My first question was, “wait, really? My butt? On me?” Which quickly gave way to “Is this new? Or have I always had a nice butt and were other people just too shy to mention it?”

This playful comment between friends opened up a moment of clarity— I’m not used to being complimented on my body. I often get compliments on my curled mustache, but that is something I wear, something resting on my face that can be removed (and regained) at will.

This high of being complimented lingered, and the more I thought about it, the more I realized how little men are conditioned to being seen. While our society makes young girls aware of their appearances, reinforced by “Disney Princesses” and later makeup advertisements, to say nothing of unwanted advances through their teens and adulthood, boys and men are very rarely expected to be actively looked at. We are given expectations of how to dress depending on our work or local culture, but that is more of a uniform. Men are very rarely ever looked at as sensual, sexual beings in a way that isn’t about some fantasy about power.

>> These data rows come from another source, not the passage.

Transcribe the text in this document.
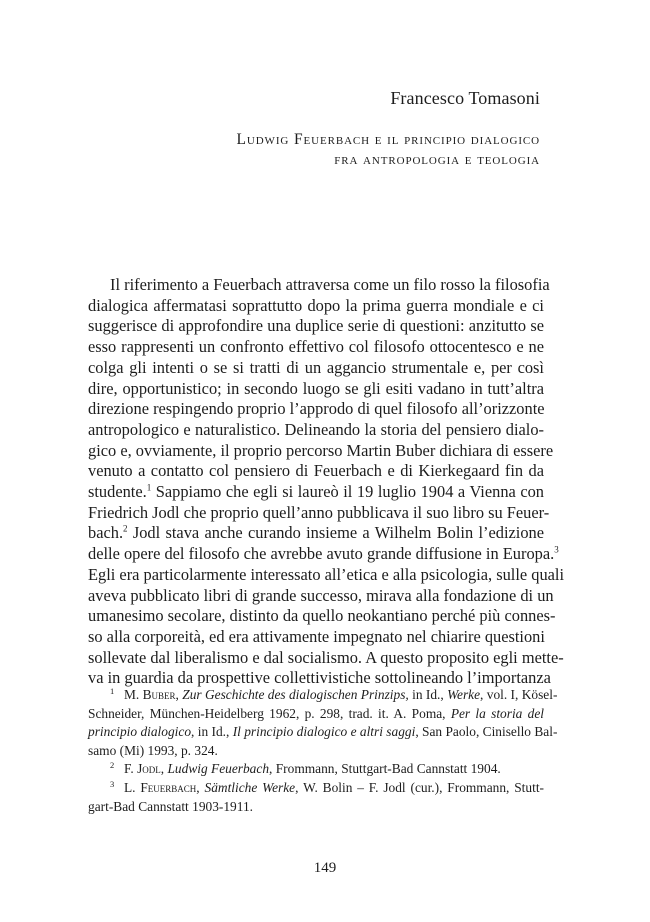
Francesco Tomasoni
Ludwig Feuerbach e il principio dialogico
fra antropologia e teologia
Il riferimento a Feuerbach attraversa come un filo rosso la filosofia
dialogica affermatasi soprattutto dopo la prima guerra mondiale e ci
suggerisce di approfondire una duplice serie di questioni: anzitutto se
esso rappresenti un confronto effettivo col filosofo ottocentesco e ne
colga gli intenti o se si tratti di un aggancio strumentale e, per così
dire, opportunistico; in secondo luogo se gli esiti vadano in tutt’altra
direzione respingendo proprio l’approdo di quel filosofo all’orizzonte
antropologico e naturalistico. Delineando la storia del pensiero dialo-
gico e, ovviamente, il proprio percorso Martin Buber dichiara di essere
venuto a contatto col pensiero di Feuerbach e di Kierkegaard fin da
studente.$^1$ Sappiamo che egli si laureò il 19 luglio 1904 a Vienna con
Friedrich Jodl che proprio quell’anno pubblicava il suo libro su Feuer-
bach.$^2$ Jodl stava anche curando insieme a Wilhelm Bolin l’edizione
delle opere del filosofo che avrebbe avuto grande diffusione in Europa.$^3$
Egli era particolarmente interessato all’etica e alla psicologia, sulle quali
aveva pubblicato libri di grande successo, mirava alla fondazione di un
umanesimo secolare, distinto da quello neokantiano perché più connes-
so alla corporeità, ed era attivamente impegnato nel chiarire questioni
sollevate dal liberalismo e dal socialismo. A questo proposito egli mette-
va in guardia da prospettive collettivistiche sottolineando l’importanza
1 M. Buber, Zur Geschichte des dialogischen Prinzips, in Id., Werke, vol. I, Kösel-
Schneider, München-Heidelberg 1962, p. 298, trad. it. A. Poma, Per la storia del
principio dialogico, in Id., Il principio dialogico e altri saggi, San Paolo, Cinisello Bal-
samo (Mi) 1993, p. 324.
2 F. Jodl, Ludwig Feuerbach, Frommann, Stuttgart-Bad Cannstatt 1904.
3 L. Feuerbach, Sämtliche Werke, W. Bolin – F. Jodl (cur.), Frommann, Stutt-
gart-Bad Cannstatt 1903-1911.
149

Unlike most men, I may have already had more experience with this, as I had a college side-job as a figure model for life drawing classes. But the feeling of that is more like being a statue. You make a pose, and try to hold it as faithfully as possible for minutes or hours at a time. You aren’t being drawn as a focused subject, as much as your body is being drawn as a regimen of regular practice for artists developing their skills.

Like many of my ideas, this one came to me when I’d rather be sleeping. One recent morning, I awoke before dawn, and lying in my warm bed I felt the whisper of intuition, nudging me to experiment with self portraits in my garden. Since inspiration is fickle, I acted on it immediately, working with a tripod and cable remote to trigger the shutter. Though it was cold, and frankly embarrassing as I fumbled through awkward poses, eventually I happened to make some photographs that I liked.

I am incredibly grateful to my friends with whom I have already shared these images. Your trust and words of enthusiasm for my inscrutable impulses mean the world, and the conversations that it sparked have nourished my soul in ways I can hardly put into words.